En los corredores de los vagones suena un ruido de sables, y un capitán del ejército servio, seguido de varios gendarmes, va pidiendo el pasaporte á los viajeros. Salimos de la verdadera Europa. En adelante, imposible viajar, ni aun moverse, sin exhibir á cada momento el pasaporte, contestanto á bulto las preguntas del policía, á quien no entendéis y que no os entiende.
Empieza el Oriente, al que sirven de avanzada los Balkanes con sus pequeños y revoltosos Es tados. Pasamos el Save, amplio afluente del Danubio, por un puente larguísimo, y la ciudad de Belgrado, capital de Servia, aparece sobre un Promontorio, dominando con su antigua ciudadela turca la confluencia de los dos ríos.
Al apearme en la estación, gran extrañeza de los viajeros, todos los cuales van directamente á Constantinopla, y de los mismos servios que llenan el andén: gendarmes, policías de uniforme ó de paisano, simples curiosos habituados á ver pasar los trenes de Oriente sin que á ningún extranjero se le ocurra detenerse en su capital.
Es de noche, hace frío y llueve. En la Aduana vuelven á examinar mi pasaporte varios oficiales de gendarmería y un comisario joven, de largo gabán, con perfil de ave de presa, que hace adivinar bajo el sombrero un cráneo puntiagudo y pelado. Es el sabio de la compañía. Después de examinar largamente el papel, atina con la nacionalidad.
¡Spaniske! —exclama con cierto asombro.
¡Un español en Belgrado!... Y la pregunta, que parece reflejarse en los ojos de los oficiales servios, la formula el policía en una jerga mezcla de italiano y servio. Les asombra mi propósito de entrar en Belgrado, y aún se extrañan más al enterarse que es sólo un capricho, curiosidad de viajero.

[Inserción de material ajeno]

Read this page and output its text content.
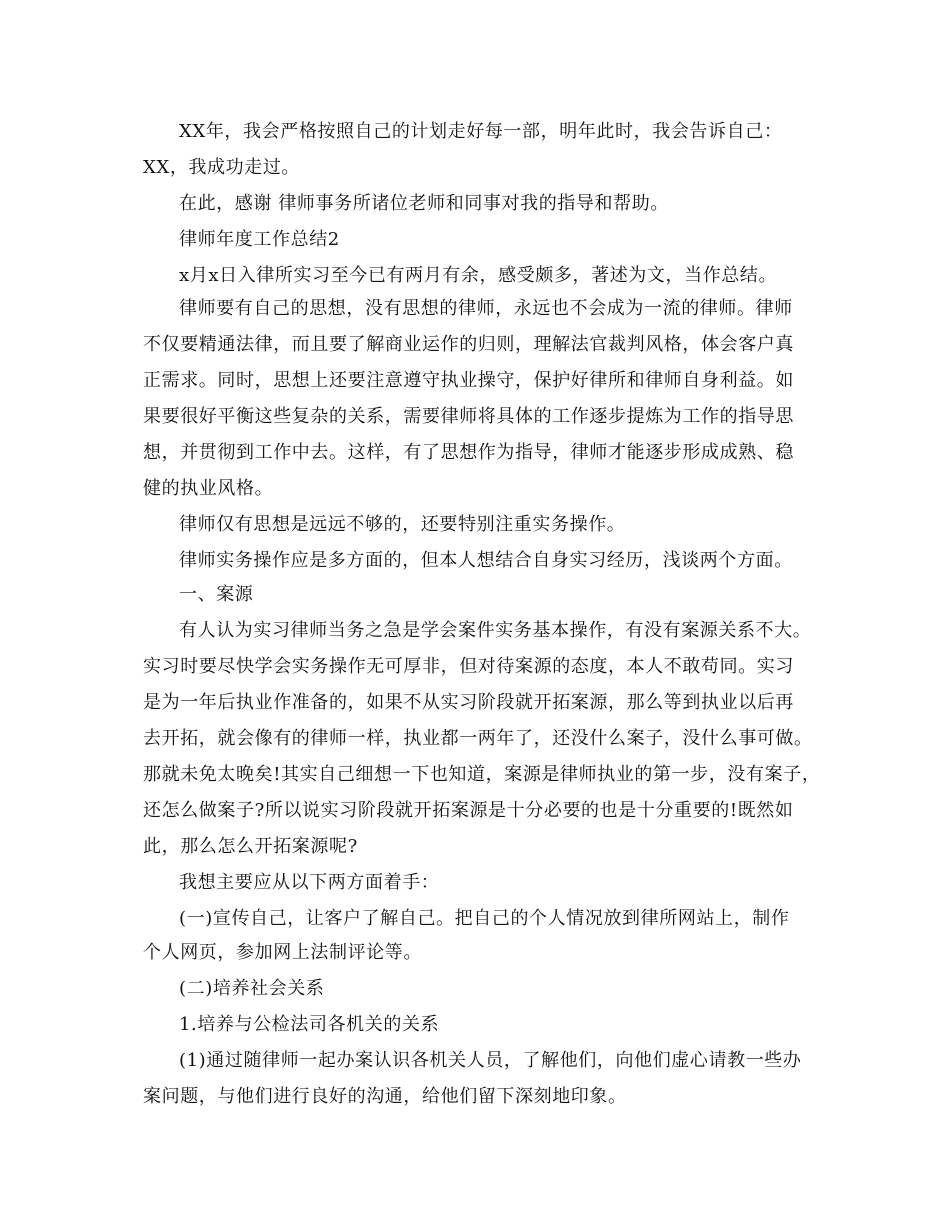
XX年，我会严格按照自己的计划走好每一部，明年此时，我会告诉自己：
XX，我成功走过。
在此，感谢 律师事务所诸位老师和同事对我的指导和帮助。
律师年度工作总结2
x月x日入律所实习至今已有两月有余，感受颇多，著述为文，当作总结。
律师要有自己的思想，没有思想的律师，永远也不会成为一流的律师。律师
不仅要精通法律，而且要了解商业运作的归则，理解法官裁判风格，体会客户真
正需求。同时，思想上还要注意遵守执业操守，保护好律所和律师自身利益。如
果要很好平衡这些复杂的关系，需要律师将具体的工作逐步提炼为工作的指导思
想，并贯彻到工作中去。这样，有了思想作为指导，律师才能逐步形成成熟、稳
健的执业风格。
律师仅有思想是远远不够的，还要特别注重实务操作。
律师实务操作应是多方面的，但本人想结合自身实习经历，浅谈两个方面。
一、案源
有人认为实习律师当务之急是学会案件实务基本操作，有没有案源关系不大。
实习时要尽快学会实务操作无可厚非，但对待案源的态度，本人不敢苟同。实习
是为一年后执业作准备的，如果不从实习阶段就开拓案源，那么等到执业以后再
去开拓，就会像有的律师一样，执业都一两年了，还没什么案子，没什么事可做。
那就未免太晚矣!其实自己细想一下也知道，案源是律师执业的第一步，没有案子，
还怎么做案子?所以说实习阶段就开拓案源是十分必要的也是十分重要的!既然如
此，那么怎么开拓案源呢?
我想主要应从以下两方面着手：
(一)宣传自己，让客户了解自己。把自己的个人情况放到律所网站上，制作
个人网页，参加网上法制评论等。
(二)培养社会关系
1.培养与公检法司各机关的关系
(1)通过随律师一起办案认识各机关人员，了解他们，向他们虚心请教一些办
案问题，与他们进行良好的沟通，给他们留下深刻地印象。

Me abstengo prudentemente de decir que mi detención no tiene otro objeto que ver de cerca el Konak, el trágico palacio donde, hace cuatro años, fueron asesinados en la cama el rey Alejandro y la reina Draga por los oficiales sublevados.
Los nuevos gobernantes de Servia viven en perpetuo recelo. Bien se nota en las precauciones de la policía y en su deseo manifiesto de aislar al país del resto de Europa. El nuevo rey, Pedro, cuenta con el ejército, que le dió inesperadamente la corona cuando más desesperanzado vivía en un tercer piso de la ciudad de Ginebra, sufriendo grandes estrecheces; pero á pesar de este apoyo, no olvida que existe en Constantinopla un hijo natural de Milano, hermano, por consiguiente, del asesinado Alejandro, al cual educan para pretendiente, y que cualquier noche, un grupo de oficiales que se juzguen ofendidos pueden reunirse en el Casino Militar, inmediato al Konak, y entrar en éste sable en mano, como entraron hace cuatro años.
Al fin, el bicho raro, el spaniske, puede penetrar en la ciudad dentro de un coche de alquiler, que salta sobre el suelo mal empedrado y pendiente de las calles empinadas. Las casas son bajitas; las calles obscuras. A grandes trechos farolas de electricidad, como para fingir una civilización occidental; pero su luz turbia se pierde en las tinieblas de Belgrado, haciendo aún más palpable la lobreguez. La capital de Servia tiene por la noche cierto aspecto de ciudad española; algo así como un gobierno civil de quinta clase, ó una de esas poblaciones episcopales sin otra vida que la que le proporcionan el palacio del prelado y el Seminario. Aquí, el obispo que da importancia á la ciudad es un rey.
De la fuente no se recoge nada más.